Herr Ornique, Sie sind kürzlich in Athen gewesen. Wie kommt die dortige jüdische Gemeinde mit der Krise zurecht?
Die Menschen haben es schwer – und das seit Jahren. Aber sie gehen bewundernswert mit der Krise um. Die Gemeinde tut, was sie kann, es ist sehr viel Solidarität zu spüren, die Mitglieder unterstützen einander. Aber etliche haben Angst vor dem, was noch alles auf sie zukommt – denn man sieht ja noch lange kein Licht am Ende des Tunnels. Alle wissen: Die Zukunft der Gemeinde ist unmittelbar mit der Zukunft des Landes verbunden.
Wie viele Mitglieder sind derzeit auf die Hilfe der Gemeinde angewiesen?
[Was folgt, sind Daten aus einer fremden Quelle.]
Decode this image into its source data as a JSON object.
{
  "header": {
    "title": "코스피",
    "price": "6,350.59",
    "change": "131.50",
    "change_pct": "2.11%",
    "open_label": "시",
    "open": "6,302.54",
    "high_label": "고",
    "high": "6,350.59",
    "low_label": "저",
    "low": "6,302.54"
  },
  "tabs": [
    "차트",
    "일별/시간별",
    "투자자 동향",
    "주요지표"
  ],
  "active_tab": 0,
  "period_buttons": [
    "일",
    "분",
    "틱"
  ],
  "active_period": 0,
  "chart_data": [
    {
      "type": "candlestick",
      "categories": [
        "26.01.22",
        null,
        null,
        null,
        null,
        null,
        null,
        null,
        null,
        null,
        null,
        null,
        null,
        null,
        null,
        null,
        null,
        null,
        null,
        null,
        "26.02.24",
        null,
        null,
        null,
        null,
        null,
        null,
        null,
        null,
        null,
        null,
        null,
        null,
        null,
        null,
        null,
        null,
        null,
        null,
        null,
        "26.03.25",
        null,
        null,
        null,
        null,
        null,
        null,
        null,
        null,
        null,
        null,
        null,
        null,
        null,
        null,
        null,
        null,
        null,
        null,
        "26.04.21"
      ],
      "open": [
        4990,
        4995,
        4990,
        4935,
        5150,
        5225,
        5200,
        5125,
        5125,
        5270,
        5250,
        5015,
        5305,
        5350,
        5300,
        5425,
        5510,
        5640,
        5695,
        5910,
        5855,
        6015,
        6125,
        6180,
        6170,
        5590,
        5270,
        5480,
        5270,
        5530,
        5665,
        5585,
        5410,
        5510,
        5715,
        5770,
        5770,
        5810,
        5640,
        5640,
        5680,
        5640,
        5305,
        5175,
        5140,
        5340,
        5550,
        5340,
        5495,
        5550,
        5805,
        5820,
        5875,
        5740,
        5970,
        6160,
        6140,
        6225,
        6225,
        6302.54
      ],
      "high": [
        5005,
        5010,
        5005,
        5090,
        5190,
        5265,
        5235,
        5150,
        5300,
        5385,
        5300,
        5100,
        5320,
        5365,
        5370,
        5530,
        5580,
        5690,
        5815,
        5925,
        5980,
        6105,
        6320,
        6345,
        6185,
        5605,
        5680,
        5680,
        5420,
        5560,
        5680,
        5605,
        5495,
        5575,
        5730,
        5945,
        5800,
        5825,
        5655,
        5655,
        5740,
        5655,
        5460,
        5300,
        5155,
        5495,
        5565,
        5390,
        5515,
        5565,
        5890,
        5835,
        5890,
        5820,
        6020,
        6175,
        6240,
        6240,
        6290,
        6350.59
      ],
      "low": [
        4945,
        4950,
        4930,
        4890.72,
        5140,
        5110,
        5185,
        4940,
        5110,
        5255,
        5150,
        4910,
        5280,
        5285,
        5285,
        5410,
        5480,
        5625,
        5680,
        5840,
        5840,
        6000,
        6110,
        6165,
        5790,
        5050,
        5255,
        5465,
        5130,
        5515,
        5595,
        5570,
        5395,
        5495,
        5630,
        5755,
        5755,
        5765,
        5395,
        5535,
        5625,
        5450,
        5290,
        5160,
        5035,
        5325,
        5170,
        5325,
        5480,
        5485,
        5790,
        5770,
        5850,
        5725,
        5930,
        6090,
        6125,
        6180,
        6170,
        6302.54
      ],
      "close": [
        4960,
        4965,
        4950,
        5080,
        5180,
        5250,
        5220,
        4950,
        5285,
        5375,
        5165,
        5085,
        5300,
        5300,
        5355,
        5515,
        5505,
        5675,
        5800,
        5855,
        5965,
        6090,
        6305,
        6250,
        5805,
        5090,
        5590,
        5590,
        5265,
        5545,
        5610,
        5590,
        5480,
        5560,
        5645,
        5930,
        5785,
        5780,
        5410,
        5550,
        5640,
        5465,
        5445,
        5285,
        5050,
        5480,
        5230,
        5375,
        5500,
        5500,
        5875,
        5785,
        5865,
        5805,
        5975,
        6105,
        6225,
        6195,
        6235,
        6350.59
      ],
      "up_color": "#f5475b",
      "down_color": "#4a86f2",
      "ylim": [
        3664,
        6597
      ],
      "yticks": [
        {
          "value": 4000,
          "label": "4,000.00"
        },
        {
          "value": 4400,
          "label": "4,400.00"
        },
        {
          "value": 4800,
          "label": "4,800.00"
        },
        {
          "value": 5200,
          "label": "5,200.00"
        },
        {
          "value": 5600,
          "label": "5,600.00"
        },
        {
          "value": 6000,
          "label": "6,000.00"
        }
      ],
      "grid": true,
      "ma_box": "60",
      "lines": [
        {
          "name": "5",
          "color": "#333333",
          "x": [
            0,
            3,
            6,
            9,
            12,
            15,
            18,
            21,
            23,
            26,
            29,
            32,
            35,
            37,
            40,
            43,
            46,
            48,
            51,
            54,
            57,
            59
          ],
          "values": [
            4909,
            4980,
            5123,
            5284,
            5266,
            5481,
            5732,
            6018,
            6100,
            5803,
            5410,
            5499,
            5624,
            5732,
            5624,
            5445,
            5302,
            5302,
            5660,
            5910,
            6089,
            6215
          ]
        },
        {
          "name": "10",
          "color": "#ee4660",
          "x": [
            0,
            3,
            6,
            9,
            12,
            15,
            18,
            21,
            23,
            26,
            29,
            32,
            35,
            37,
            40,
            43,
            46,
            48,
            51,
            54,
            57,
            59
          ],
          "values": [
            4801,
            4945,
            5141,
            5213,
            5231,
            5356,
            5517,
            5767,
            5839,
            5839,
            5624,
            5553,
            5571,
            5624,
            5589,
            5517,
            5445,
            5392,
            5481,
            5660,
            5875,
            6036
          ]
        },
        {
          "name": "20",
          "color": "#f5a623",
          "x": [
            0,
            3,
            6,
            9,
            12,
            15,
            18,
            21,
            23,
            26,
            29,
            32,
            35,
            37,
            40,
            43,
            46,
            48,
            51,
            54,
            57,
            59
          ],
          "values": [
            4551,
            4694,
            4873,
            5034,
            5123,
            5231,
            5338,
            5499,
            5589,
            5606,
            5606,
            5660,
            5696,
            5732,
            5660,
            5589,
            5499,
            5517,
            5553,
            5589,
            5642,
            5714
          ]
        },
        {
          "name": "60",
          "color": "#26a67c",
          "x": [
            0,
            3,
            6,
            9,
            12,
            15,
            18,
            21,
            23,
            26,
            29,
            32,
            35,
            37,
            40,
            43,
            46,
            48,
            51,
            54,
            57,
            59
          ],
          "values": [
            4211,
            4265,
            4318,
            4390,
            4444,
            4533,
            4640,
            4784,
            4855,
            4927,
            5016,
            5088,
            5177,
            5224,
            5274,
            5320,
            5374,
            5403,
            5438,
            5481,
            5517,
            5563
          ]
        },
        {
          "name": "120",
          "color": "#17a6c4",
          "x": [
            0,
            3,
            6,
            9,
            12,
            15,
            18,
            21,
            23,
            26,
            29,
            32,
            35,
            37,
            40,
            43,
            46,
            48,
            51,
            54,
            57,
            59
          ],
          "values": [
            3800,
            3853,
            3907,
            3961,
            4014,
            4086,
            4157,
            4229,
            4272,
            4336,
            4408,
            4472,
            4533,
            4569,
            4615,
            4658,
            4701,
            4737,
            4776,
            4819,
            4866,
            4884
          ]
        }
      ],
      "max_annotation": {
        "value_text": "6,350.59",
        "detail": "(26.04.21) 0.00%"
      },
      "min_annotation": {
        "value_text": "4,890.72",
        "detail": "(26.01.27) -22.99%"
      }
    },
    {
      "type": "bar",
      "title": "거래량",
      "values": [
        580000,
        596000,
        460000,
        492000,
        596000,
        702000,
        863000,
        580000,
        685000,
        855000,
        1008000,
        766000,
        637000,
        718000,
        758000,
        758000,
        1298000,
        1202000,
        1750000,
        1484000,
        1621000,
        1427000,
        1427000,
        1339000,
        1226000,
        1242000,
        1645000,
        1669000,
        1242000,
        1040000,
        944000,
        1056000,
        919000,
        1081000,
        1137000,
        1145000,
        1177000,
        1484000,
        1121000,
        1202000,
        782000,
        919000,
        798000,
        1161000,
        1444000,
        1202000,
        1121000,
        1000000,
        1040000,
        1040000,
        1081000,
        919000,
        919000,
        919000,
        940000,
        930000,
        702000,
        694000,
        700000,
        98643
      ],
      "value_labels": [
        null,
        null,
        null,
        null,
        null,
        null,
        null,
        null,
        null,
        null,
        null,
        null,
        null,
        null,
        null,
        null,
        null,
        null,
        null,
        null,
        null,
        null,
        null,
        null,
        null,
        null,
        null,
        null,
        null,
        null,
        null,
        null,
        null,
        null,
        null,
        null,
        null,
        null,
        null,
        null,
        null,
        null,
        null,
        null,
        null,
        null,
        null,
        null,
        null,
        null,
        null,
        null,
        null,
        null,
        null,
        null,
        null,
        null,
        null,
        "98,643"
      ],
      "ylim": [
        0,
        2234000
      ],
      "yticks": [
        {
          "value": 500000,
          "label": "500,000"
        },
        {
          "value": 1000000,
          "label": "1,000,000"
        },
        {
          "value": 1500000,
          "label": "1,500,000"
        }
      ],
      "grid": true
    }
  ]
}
In Athen kommen rund 330 nicht allein über die Runden. Das sind mehr als zehn Prozent der Mitglieder – und es werden immer mehr.
Was tun Sie für die Gemeinden?
Wir unterstützen sie auf zweierlei Art: Erstens helfen wir schon seit einigen Jahren mit Geld. Wir haben zwischen 2012 und 2014 knapp eine Million Euro zur Verfügung gestellt. Und in diesem Jahr sind es bereits 360.000 Euro, die wir als Nothilfe nach Griechenland geschickt haben: Geld für Lebensmittel, Medikamente, Umschulungen, Stipendien und vieles mehr.
Was tun Sie über die finanzielle Unterstützung hinaus?
Wir versuchen, der Gemeindeführung zu zeigen, wie sie eigene Ressourcen besser nutzen kann, wie sie wohlhabende Gemeindemitglieder dazu bewegt, mehr zu spenden, und wie sie eine Art Stipendienwesen ins Leben ruft, sodass auch Kinder aus ärmeren Familien auf der jüdischen Schule bleiben können. Wir geben den Gemeinden Tipps, wie man unter den schwierigen Umständen den Armen besser helfen kann und wie sich auch mit begrenzten Mitteln Sozialdienste aufrechterhalten lassen. Außerdem helfen wir bei der Haushaltsplanung – das ist schwierig in solchen Zeiten.
Sie verfügen über die Expertise, denn Ihre Organisation hat jahrzehntelange Erfahrungen im Umgang mit Krisen.
Ja, manche Entwicklungen in Griechenland erinnern mich an die Argentinien-Krise vor rund 15 Jahren. Als in Athen vor zwei Wochen wegen der geschlossenen Banken das Bargeld knapp wurde, haben wir der Gemeinde vorgeschlagen, Supermarktgutscheine zu kaufen und an bedürftige Mitglieder zu verteilen. So kann man ihnen auch ohne Bargeld helfen. Inzwischen bereiten wir uns auf den Fall vor, dass es in den Geschäften nicht mehr genügend Lebensmittel zu kaufen gibt. Wir hoffen zwar, dass es nicht so weit kommt, aber wir schaffen gemeinsam mit der Gemeinde eine Infrastruktur für diesen Notfall.
Hat Ihre Organisation in Griechenland auch eigene Strukturen aufgebaut?
Nein, das tun wir nie. Wir arbeiten immer mit den Gemeinden vor Ort zusammen. Zurzeit ermitteln wir gemeinsam den Hilfsbedarf. Das ist schwierig, denn wer weiß schon, was die nächsten Wochen bringen? In Griechenland kann sich zurzeit alles sehr schnell ändern.
Mit dem Europa-Direktor des Jewish Distribution Committee (JOINT) sprach Tobias Kühn.